My extra credit images show of a depth-of-field effect, easily created with monte-carlo ray tracing. I had already implemented a thin-lens camera model when I implemented my pinhole camera, so I didn't have to add anything for my extra credit images. You can see the three different levels of focus in both the triangles, and in the checkerboard plane. My extra credit images are 100 samples/pixel.
Creative Images
The first image is my backdrop for what was going to be a nice looking rainbow, something I spent 24 hours trying to get working last weekend. The ground is a texture-mapped heightfield. The heightfield is just elevation data from the web, while the texture is an aerial photo of the same area. The background is just a cylindrical map that I referenced into. I used it for shading but not lighting.

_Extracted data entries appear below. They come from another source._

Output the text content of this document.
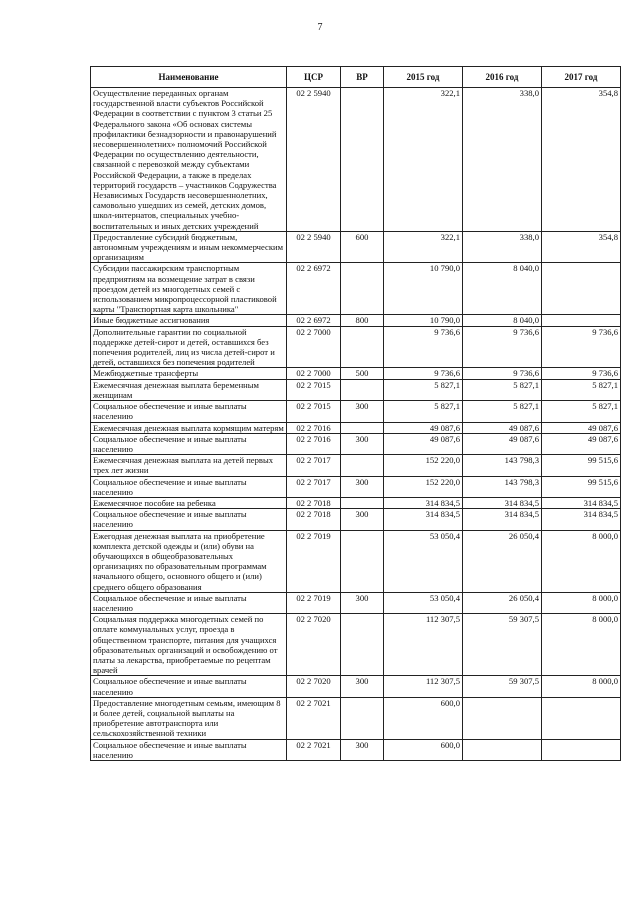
7
Наименование	ЦСР	ВР	2015 год	2016 год	2017 год
Осуществление переданных органам государственной власти субъектов Российской Федерации в соответствии с пунктом 3 статьи 25 Федерального закона «Об основах системы профилактики безнадзорности и правонарушений несовершеннолетних» полномочий Российской Федерации по осуществлению деятельности, связанной с перевозкой между субъектами Российской Федерации, а также в пределах территорий государств – участников Содружества Независимых Государств несовершеннолетних, самовольно ушедших из семей, детских домов, школ-интернатов, специальных учебно-воспитательных и иных детских учреждений	02 2 5940		322,1	338,0	354,8
Предоставление субсидий бюджетным, автономным учреждениям и иным некоммерческим организациям	02 2 5940	600	322,1	338,0	354,8
Субсидии пассажирским транспортным предприятиям на возмещение затрат в связи проездом детей из многодетных семей с использованием микропроцессорной пластиковой карты "Транспортная карта школьника"	02 2 6972		10 790,0	8 040,0	
Иные бюджетные ассигнования	02 2 6972	800	10 790,0	8 040,0	
Дополнительные гарантии по социальной поддержке детей-сирот и детей, оставшихся без попечения родителей, лиц из числа детей-сирот и детей, оставшихся без попечения родителей	02 2 7000		9 736,6	9 736,6	9 736,6
Межбюджетные трансферты	02 2 7000	500	9 736,6	9 736,6	9 736,6
Ежемесячная денежная выплата беременным женщинам	02 2 7015		5 827,1	5 827,1	5 827,1
Социальное обеспечение и иные выплаты населению	02 2 7015	300	5 827,1	5 827,1	5 827,1
Ежемесячная денежная выплата кормящим матерям	02 2 7016		49 087,6	49 087,6	49 087,6
Социальное обеспечение и иные выплаты населению	02 2 7016	300	49 087,6	49 087,6	49 087,6
Ежемесячная денежная выплата на детей первых трех лет жизни	02 2 7017		152 220,0	143 798,3	99 515,6
Социальное обеспечение и иные выплаты населению	02 2 7017	300	152 220,0	143 798,3	99 515,6
Ежемесячное пособие на ребенка	02 2 7018		314 834,5	314 834,5	314 834,5
Социальное обеспечение и иные выплаты населению	02 2 7018	300	314 834,5	314 834,5	314 834,5
Ежегодная денежная выплата на приобретение комплекта детской одежды и (или) обуви на обучающихся в общеобразовательных организациях по образовательным программам начального общего, основного общего и (или) среднего общего образования	02 2 7019		53 050,4	26 050,4	8 000,0
Социальное обеспечение и иные выплаты населению	02 2 7019	300	53 050,4	26 050,4	8 000,0
Социальная поддержка многодетных семей по оплате коммунальных услуг, проезда в общественном транспорте, питания для учащихся образовательных организаций и освобождению от платы за лекарства, приобретаемые по рецептам врачей	02 2 7020		112 307,5	59 307,5	8 000,0
Социальное обеспечение и иные выплаты населению	02 2 7020	300	112 307,5	59 307,5	8 000,0
Предоставление многодетным семьям, имеющим 8 и более детей, социальной выплаты на приобретение автотранспорта или сельскохозяйственной техники	02 2 7021		600,0		
Социальное обеспечение и иные выплаты населению	02 2 7021	300	600,0		
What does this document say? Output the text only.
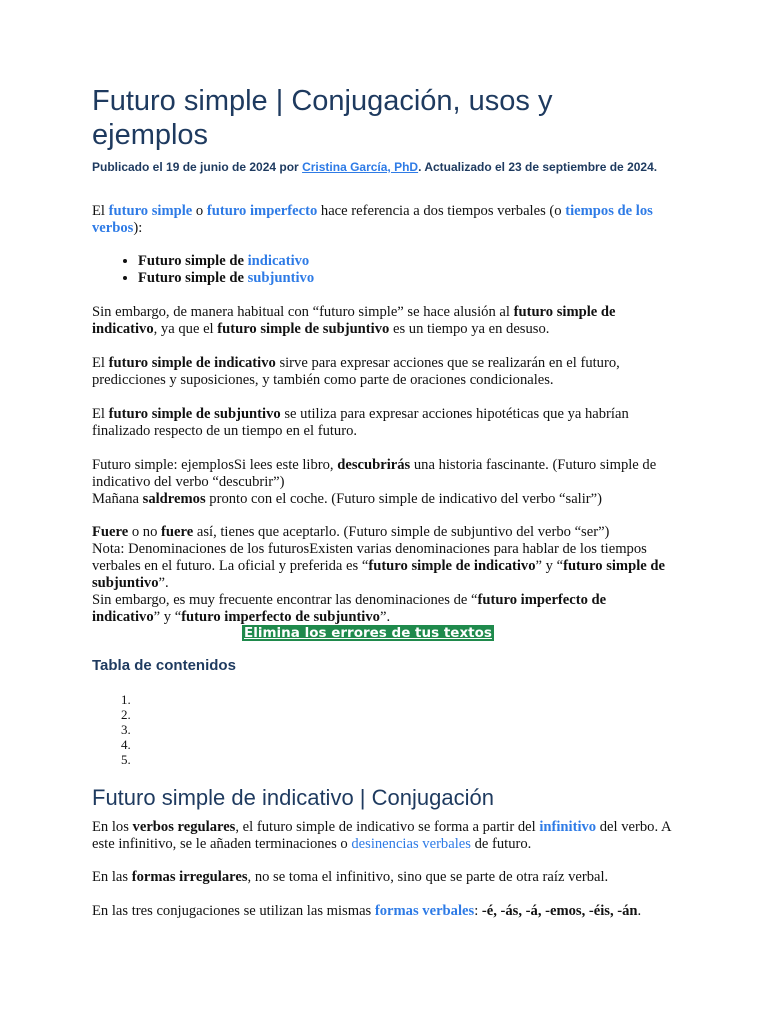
Futuro simple | Conjugación, usos y ejemplos
Publicado el 19 de junio de 2024 por Cristina García, PhD. Actualizado el 23 de septiembre de 2024.

El futuro simple o futuro imperfecto hace referencia a dos tiempos verbales (o tiempos de los verbos):

• Futuro simple de indicativo
• Futuro simple de subjuntivo

Sin embargo, de manera habitual con “futuro simple” se hace alusión al futuro simple de indicativo, ya que el futuro simple de subjuntivo es un tiempo ya en desuso.

El futuro simple de indicativo sirve para expresar acciones que se realizarán en el futuro, predicciones y suposiciones, y también como parte de oraciones condicionales.

El futuro simple de subjuntivo se utiliza para expresar acciones hipotéticas que ya habrían finalizado respecto de un tiempo en el futuro.

Futuro simple: ejemplosSi lees este libro, descubrirás una historia fascinante. (Futuro simple de indicativo del verbo “descubrir”)
Mañana saldremos pronto con el coche. (Futuro simple de indicativo del verbo “salir”)

Fuere o no fuere así, tienes que aceptarlo. (Futuro simple de subjuntivo del verbo “ser”)
Nota: Denominaciones de los futurosExisten varias denominaciones para hablar de los tiempos verbales en el futuro. La oficial y preferida es “futuro simple de indicativo” y “futuro simple de subjuntivo”.
Sin embargo, es muy frecuente encontrar las denominaciones de “futuro imperfecto de indicativo” y “futuro imperfecto de subjuntivo”.

Elimina los errores de tus textos
Tabla de contenidos
Futuro simple de indicativo | Conjugación

En los verbos regulares, el futuro simple de indicativo se forma a partir del infinitivo del verbo. A este infinitivo, se le añaden terminaciones o desinencias verbales de futuro.

En las formas irregulares, no se toma el infinitivo, sino que se parte de otra raíz verbal.

En las tres conjugaciones se utilizan las mismas formas verbales: -é, -ás, -á, -emos, -éis, -án.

There is a directional light where the sun is.
The second image shows a monte-carlo glossy surface, and environment map lighting.
The third image shows a full spectral rendering of the same scene, however, now you can see small little rainbows in the diamond. It definately adds something substantial that was missing before. The color matching isn't perfect because, in order to interface with rgb textures, I have just associated the rgb values with bins of wavelengths 400-500 for blue, 500-600 for green and 600-700 for red. Even with the crudity of this system, the color matching is still decent.
I had added quite a bit to my renderer in order to do a rainbow, but none of it amounted to any decent images, so I decided to show a few images to show the current state of the renderer, and I think they, together encompass everything this renderer can do right now.